• BUGÜNKÜ YENİ ASIR
  • Namaz Vakitleri
  • VavTv Canlı Yayın
HÜSEYİN KOCABIYIK

Türklerin gelecek bilinci

huseyin.kocabiyik@yeniasir.com.tr Tüm yazıları
Giriş Tarihi: 25 Ağustos 2013, 19:20
Tarihin çok sert yaşandığı bir evreden geçtiğimize hiç kuşku yok. Din ve mezhep savaşları yine kanlı yaşanıyor. Etnik çatışmalar sadece doğuda değil, batıda da yeniden hortlamış durumda. Irak, Suriye gibi ülkeler etnik ve mezhep çatışmaları yaşarken Belçika ve İspanya gibi ülkelerin durumu çok mu iyi? Bu sorunu onlar da başka biçimlerde yaşıyorlar. Belçika bölünmenin eşiğinde, İspanya onca çözüm süreçlerine rağmen aslında duygusal olarak bölünmüş bir ülke.
***
Bizim ülkemiz Türkiye'ye gelince. Aslında yukarıda belirttiğim sorunların hepsini içinde barındıran bir ülke Türkiye. Milyonlarca Alevi yaşıyor ve onların mutsuz oldukları hususlar var. Ama bizim Alevilerimiz bu topraklara o kadar büyük bir gönülle bağlı ki bir gün bile ne ayrılıkçılık yaptılar ne de başka güçlerin oyuncağı olmayı kabullenip mezhepçilik savaşının içine girdiler. Her zaman sessizce ve edep çizgisinde haklarını talep ettiler. Bugün bu ülkenin sünnileri onların haklarını savunur duruma geldi.
Ve milyonlarca Kürt yaşıyor Anadolu'da. Ortadoğu'da dağınık bir biçimde yaşayan Kürtlerin en kalabalık kısmı Türkiye'de yaşayanlar. Bu topluluğun içinden terörü bir mücadele yöntemi olarak seçenler ve etnik köken sömürüsünü en acımasız biçimde yapanlar çıktı. Ama Türkiye'nin Kürt vatandaşlarının ekseriyeti bu vatanın birliğine ve bütünlüğüne halel getirecek hiçbir çabanın içinde olmadılar. Teröristler dahi, sahte veya gerçek, bu birlikte yaşama arzusuna teslim oldular.
Bu Türkiye'ye dair sabah akşam felaket senaryoları yazanların boşuna uğraştıklarını gösteren bir tablo.
***
Ama bir başka dünya gerçeği var ki çok yüksek bir idrak duygusuyla farkında olmalıyız. Tarih çok hızlı yaşanıyor ve milletlerin hata yapma şansı yok.
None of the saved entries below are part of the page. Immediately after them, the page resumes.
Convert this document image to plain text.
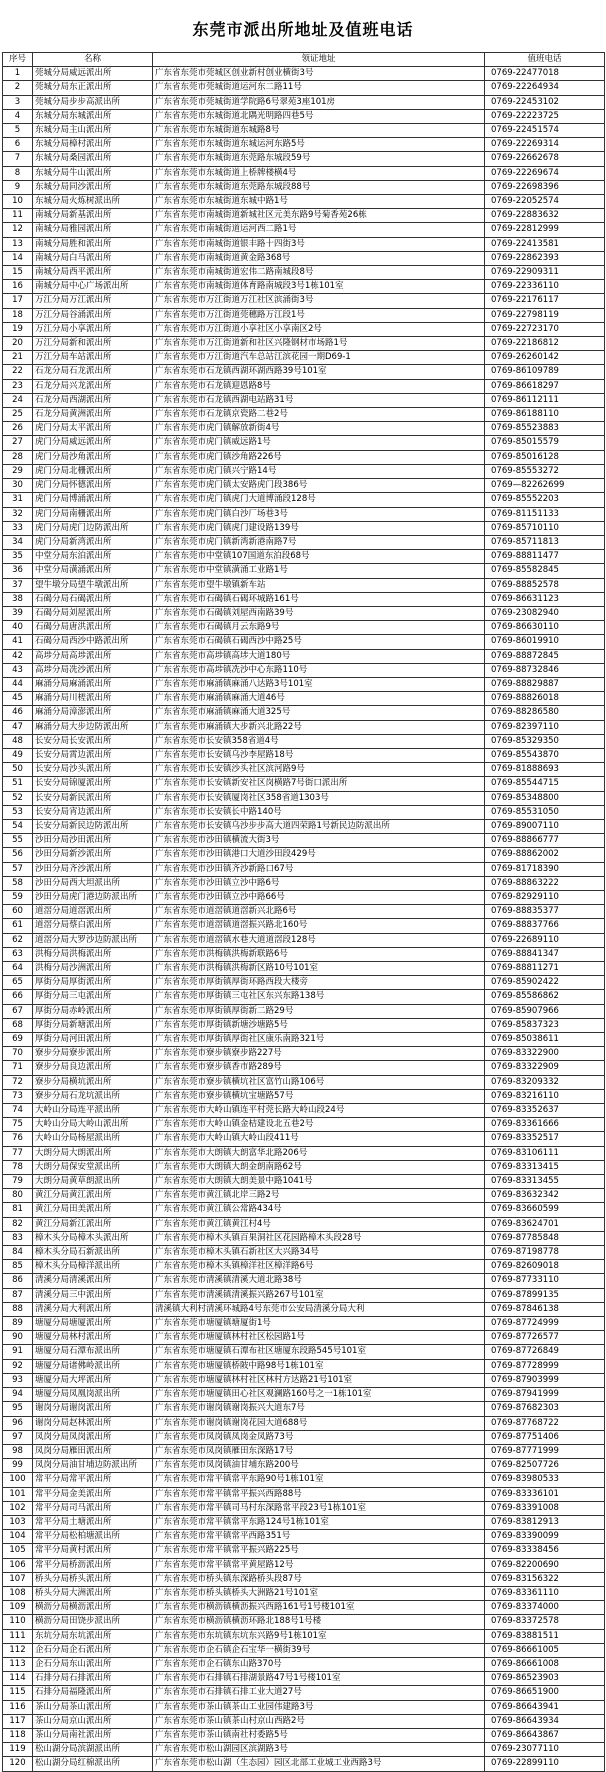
东莞市派出所地址及值班电话
序号	名称	领证地址	值班电话
1	莞城分局威远派出所	广东省东莞市莞城区创业新村创业横街3号	0769-22477018
2	莞城分局东正派出所	广东省东莞市莞城街道运河东二路11号	0769-22264934
3	莞城分局步步高派出所	广东省东莞市莞城街道学院路6号翠苑3座101房	0769-22453102
4	东城分局东城派出所	广东省东莞市东城街道北隅光明路四巷5号	0769-22223725
5	东城分局主山派出所	广东省东莞市东城街道东城路8号	0769-22451574
6	东城分局樟村派出所	广东省东莞市东城街道东城运河东路5号	0769-22269314
7	东城分局桑园派出所	广东省东莞市东城街道东莞路东城段59号	0769-22662678
8	东城分局牛山派出所	广东省东莞市东城街道上桥牌楼横4号	0769-22269674
9	东城分局同沙派出所	广东省东莞市东城街道东莞路东城段88号	0769-22698396
10	东城分局火炼树派出所	广东省东莞市东城街道东城中路1号	0769-22052574
11	南城分局新基派出所	广东省东莞市南城街道新城社区元美东路9号菊香苑26栋	0769-22883632
12	南城分局雅园派出所	广东省东莞市南城街道运河西二路1号	0769-22812999
13	南城分局胜和派出所	广东省东莞市南城街道银丰路十四街3号	0769-22413581
14	南城分局白马派出所	广东省东莞市南城街道黄金路368号	0769-22862393
15	南城分局西平派出所	广东省东莞市南城街道宏伟二路南城段8号	0769-22909311
16	南城分局中心广场派出所	广东省东莞市南城街道体育路南城段3号1栋101室	0769-22336110
17	万江分局万江派出所	广东省东莞市万江街道万江社区滨涌街3号	0769-22176117
18	万江分局谷涌派出所	广东省东莞市万江街道莞穗路万江段1号	0769-22798119
19	万江分局小享派出所	广东省东莞市万江街道小享社区小享南区2号	0769-22723170
20	万江分局新和派出所	广东省东莞市万江街道新和社区兴隆钢材市场路1号	0769-22186812
21	万江分局车站派出所	广东省东莞市万江街道汽车总站江滨花园一期D69-1	0769-26260142
22	石龙分局石龙派出所	广东省东莞市石龙镇西湖环湖西路39号101室	0769-86109789
23	石龙分局兴龙派出所	广东省东莞市石龙镇迎恩路8号	0769-86618297
24	石龙分局西湖派出所	广东省东莞市石龙镇西湖电站路31号	0769-86112111
25	石龙分局黄洲派出所	广东省东莞市石龙镇京瓷路二巷2号	0769-86188110
26	虎门分局太平派出所	广东省东莞市虎门镇解放新街4号	0769-85523883
27	虎门分局威远派出所	广东省东莞市虎门镇威远路1号	0769-85015579
28	虎门分局沙角派出所	广东省东莞市虎门镇沙角路226号	0769-85016128
29	虎门分局北栅派出所	广东省东莞市虎门镇兴宁路14号	0769-85553272
30	虎门分局怀德派出所	广东省东莞市虎门镇太安路虎门段386号	0769—82262699
31	虎门分局博涌派出所	广东省东莞市虎门镇虎门大道博涌段128号	0769-85552203
32	虎门分局南栅派出所	广东省东莞市虎门镇白沙厂场巷3号	0769-81151133
33	虎门分局虎门边防派出所	广东省东莞市虎门镇虎门建设路139号	0769-85710110
34	虎门分局新湾派出所	广东省东莞市虎门镇新湾新港南路7号	0769-85711813
35	中堂分局东泊派出所	广东省东莞市中堂镇107国道东泊段68号	0769-88811477
36	中堂分局潢涌派出所	广东省东莞市中堂镇潢涌工业路1号	0769-85582845
37	望牛墩分局望牛墩派出所	广东省东莞市望牛墩镇新车站	0769-88852578
38	石碣分局石碣派出所	广东省东莞市石碣镇石碣环城路161号	0769-86631123
39	石碣分局刘屋派出所	广东省东莞市石碣镇刘屋西南路39号	0769-23082940
40	石碣分局唐洪派出所	广东省东莞市石碣镇月云东路9号	0769-86630110
41	石碣分局西沙中路派出所	广东省东莞市石碣镇石碣西沙中路25号	0769-86019910
42	高埗分局高埗派出所	广东省东莞市高埗镇高埗大道180号	0769-88872845
43	高埗分局冼沙派出所	广东省东莞市高埗镇冼沙中心东路110号	0769-88732846
44	麻涌分局麻涌派出所	广东省东莞市麻涌镇麻涌八达路3号101室	0769-88829887
45	麻涌分局川槎派出所	广东省东莞市麻涌镇麻涌大道46号	0769-88826018
46	麻涌分局漳澎派出所	广东省东莞市麻涌镇麻涌大道325号	0769-88286580
47	麻涌分局大步边防派出所	广东省东莞市麻涌镇大步新兴北路22号	0769-82397110
48	长安分局长安派出所	广东省东莞市长安镇358省道4号	0769-85329350
49	长安分局霄边派出所	广东省东莞市长安镇乌沙李屋路18号	0769-85543870
50	长安分局沙头派出所	广东省东莞市长安镇沙头社区滨河路9号	0769-81888693
51	长安分局锦厦派出所	广东省东莞市长安镇新安社区岗横路7号街口派出所	0769-85544715
52	长安分局新民派出所	广东省东莞市长安镇厦岗社区358省道1303号	0769-85348800
53	长安分局宵边派出所	广东省东莞市长安镇长中路140号	0769-85531050
54	长安分局新民边防派出所	广东省东莞市长安镇乌沙步步高大道四荣路1号新民边防派出所	0769-89007110
55	沙田分局沙田派出所	广东省东莞市沙田镇横流大街3号	0769-88866777
56	沙田分局新沙派出所	广东省东莞市沙田镇港口大道沙田段429号	0769-88862002
57	沙田分局齐沙派出所	广东省东莞市沙田镇齐沙新路口67号	0769-81718390
58	沙田分局西大坦派出所	广东省东莞市沙田镇立沙中路6号	0769-88863222
59	沙田分局虎门港边防派出所	广东省东莞市沙田镇立沙中路66号	0769-82929110
60	道滘分局道滘派出所	广东省东莞市道滘镇道滘新兴北路6号	0769-88835377
61	道滘分局蔡白派出所	广东省东莞市道滘镇道滘振兴路北160号	0769-88837766
62	道滘分局大罗沙边防派出所	广东省东莞市道滘镇水巷大道道滘段128号	0769-22689110
63	洪梅分局洪梅派出所	广东省东莞市洪梅镇洪梅新联路6号	0769-88841347
64	洪梅分局沙洲派出所	广东省东莞市洪梅镇洪梅新区路10号101室	0769-88811271
65	厚街分局厚街派出所	广东省东莞市厚街镇厚街环路西段大楼旁	0769-85902422
66	厚街分局三屯派出所	广东省东莞市厚街镇三屯社区东兴东路138号	0769-85586862
67	厚街分局赤岭派出所	广东省东莞市厚街镇厚街新二路29号	0769-85907966
68	厚街分局新塘派出所	广东省东莞市厚街镇新塘沙塘路5号	0769-85837323
69	厚街分局河田派出所	广东省东莞市厚街镇厚街社区康乐南路321号	0769-85038611
70	寮步分局寮步派出所	广东省东莞市寮步镇寮步路227号	0769-83322900
71	寮步分局良边派出所	广东省东莞市寮步镇香市路289号	0769-83322909
72	寮步分局横坑派出所	广东省东莞市寮步镇横坑社区富竹山路106号	0769-83209332
73	寮步分局石龙坑派出所	广东省东莞市寮步镇横坑宝塘路57号	0769-83216110
74	大岭山分局连平派出所	广东省东莞市大岭山镇连平村莞长路大岭山段24号	0769-83352637
75	大岭山分局大岭山派出所	广东省东莞市大岭山镇金桔建设北五巷2号	0769-83361666
76	大岭山分局杨屋派出所	广东省东莞市大岭山镇大岭山段411号	0769-83352517
77	大朗分局大朗派出所	广东省东莞市大朗镇大朗富华北路206号	0769-83106111
78	大朗分局保安堂派出所	广东省东莞市大朗镇大朗金朗南路62号	0769-83313415
79	大朗分局黄草朗派出所	广东省东莞市大朗镇大朗美景中路1041号	0769-83313455
80	黄江分局黄江派出所	广东省东莞市黄江镇北岸三路2号	0769-83632342
81	黄江分局田美派出所	广东省东莞市黄江镇公常路434号	0769-83660599
82	黄江分局新江派出所	广东省东莞市黄江镇黄江村4号	0769-83624701
83	樟木头分局樟木头派出所	广东省东莞市樟木头镇百果洞社区花园路樟木头段28号	0769-87785848
84	樟木头分局石新派出所	广东省东莞市樟木头镇石新社区大兴路34号	0769-87198778
85	樟木头分局樟洋派出所	广东省东莞市樟木头镇樟洋社区樟洋路6号	0769-82609018
86	清溪分局清溪派出所	广东省东莞市清溪镇清溪大道北路38号	0769-87733110
87	清溪分局三中派出所	广东省东莞市清溪镇清溪振兴路267号101室	0769-87899135
88	清溪分局大利派出所	清溪镇大利村清溪环城路4号东莞市公安局清溪分局大利	0769-87846138
89	塘厦分局塘厦派出所	广东省东莞市塘厦镇塘厦街1号	0769-87724999
90	塘厦分局林村派出所	广东省东莞市塘厦镇林村社区松园路1号	0769-87726577
91	塘厦分局石潭布派出所	广东省东莞市塘厦镇石潭布社区塘厦东段路545号101室	0769-87726849
92	塘厦分局诸佛岭派出所	广东省东莞市塘厦镇桥陂中路98号1栋101室	0769-87728999
93	塘厦分局大坪派出所	广东省东莞市塘厦镇林村社区林村方达路21号101室	0769-87903999
94	塘厦分局凤凰岗派出所	广东省东莞市塘厦镇田心社区观澜路160号之一1栋101室	0769-87941999
95	谢岗分局谢岗派出所	广东省东莞市谢岗镇谢岗振兴大道东7号	0769-87682303
96	谢岗分局赵林派出所	广东省东莞市谢岗镇谢岗花园大道688号	0769-87768722
97	凤岗分局凤岗派出所	广东省东莞市凤岗镇凤岗金凤路73号	0769-87751406
98	凤岗分局雁田派出所	广东省东莞市凤岗镇雁田东深路17号	0769-87771999
99	凤岗分局油甘埔边防派出所	广东省东莞市凤岗镇油甘埔东路200号	0769-82507726
100	常平分局常平派出所	广东省东莞市常平镇常平东路90号1栋101室	0769-83980533
101	常平分局金美派出所	广东省东莞市常平镇常平振兴西路88号	0769-83336101
102	常平分局司马派出所	广东省东莞市常平镇司马村东深路常平段23号1栋101室	0769-83391008
103	常平分局土塘派出所	广东省东莞市常平镇常平东路124号1栋101室	0769-83812913
104	常平分局松柏塘派出所	广东省东莞市常平镇常平西路351号	0769-83390099
105	常平分局黄村派出所	广东省东莞市常平镇常平振兴路225号	0769-83338456
106	常平分局桥沥派出所	广东省东莞市常平镇常平黄屋路12号	0769-82200690
107	桥头分局桥头派出所	广东省东莞市桥头镇东深路桥头段87号	0769-83156322
108	桥头分局大洲派出所	广东省东莞市桥头镇桥头大洲路21号101室	0769-83361110
109	横沥分局横沥派出所	广东省东莞市横沥镇横沥振兴西路161号1号楼101室	0769-83374000
110	横沥分局田饶步派出所	广东省东莞市横沥镇横沥环路北188号1号楼	0769-83372578
111	东坑分局东坑派出所	广东省东莞市东坑镇东坑东兴路9号1栋101室	0769-83881511
112	企石分局企石派出所	广东省东莞市企石镇企石宝华一横街39号	0769-86661005
113	企石分局东山派出所	广东省东莞市企石镇东山路370号	0769-86661008
114	石排分局石排派出所	广东省东莞市石排镇石排湖景路47号1号楼101室	0769-86523903
115	石排分局福隆派出所	广东省东莞市石排镇石排工业大道27号	0769-86651900
116	茶山分局茶山派出所	广东省东莞市茶山镇茶山工业园伟建路3号	0769-86643941
117	茶山分局京山派出所	广东省东莞市茶山镇茶山村京山西路2号	0769-86643934
118	茶山分局南社派出所	广东省东莞市茶山镇南社村委路5号	0769-86643867
119	松山湖分局滨湖派出所	广东省东莞市松山湖园区滨湖路3号	0769-23077110
120	松山湖分局红棉派出所	广东省东莞市松山湖（生态园）园区北部工业城工业西路3号	0769-22899110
Her yapılan hatanın bekayı da etkileyecek çok ağır maliyeti olacaktır. Bir kere siyasi sınırlarla siyasi ve ekonomik birliktelikler yeniden şekilleniyor. Yeni bölgesel işbirliği alanlarının ortaya çıkması kaçınılmaz hale geliyor. Mesela Fransa'nın başını çektiği Akdeniz ülkeleri birliği fikri öyle anlaşılıyor ki daha da güçlenecek. Şu ana kadar bu birliğe temkinli yaklaşan Türkiye yeni bir çıkar tanımı yaparak daha olumlu bakacak.
Diğer yandan Türkiye-AB ilişkilerinin giderek daha çok çıkmaza gireceği tahmin edilebilen bir sonuç gibi görünüyor.
***
Ortadoğu-Türkiye ilişkileri bana göre iyi yönde seyredecek ama bir çok uzmana göre Türkiye'nin o bölgeden uzak durması gerekiyor; ki hiç katılmadığım bir görüş.
Peki, diyelim ki dünyada her şey aleyhimize gelişti, ne yapacağız, oturup halimize ağlayacak mıyız?
Hayır, bu alemde bizim sahip olduğumuz seçenek fazlalığına hiçbir millet sahip değil. Geniş Avrasya coğrafyasında 300 milyon Türkçe konuşan soydaş ve akraba topluluk yaşıyor. Zengin toprakların üzerinde oturan bir aile bu. Birleşmiş Milletler düzeninin tartışıldığı bir dönemde ayağa kalksak sağımıza solumuza sıralanacak en az yirmi ülke var.
Türk milleti hiç bir zaman çaresiz ve yalnız bir ülke olmayacaktır.
İşte Türk Dünyası Kültür Başkentliliği bu bakımdan büyük önem taşıyor.
Soydaş ve akraba millet ve topluluklar birlik olmanın kültürel alt yapısını kuruyor.
Türk Dünyası Başkenti Eskişehir'de yapılan da bu!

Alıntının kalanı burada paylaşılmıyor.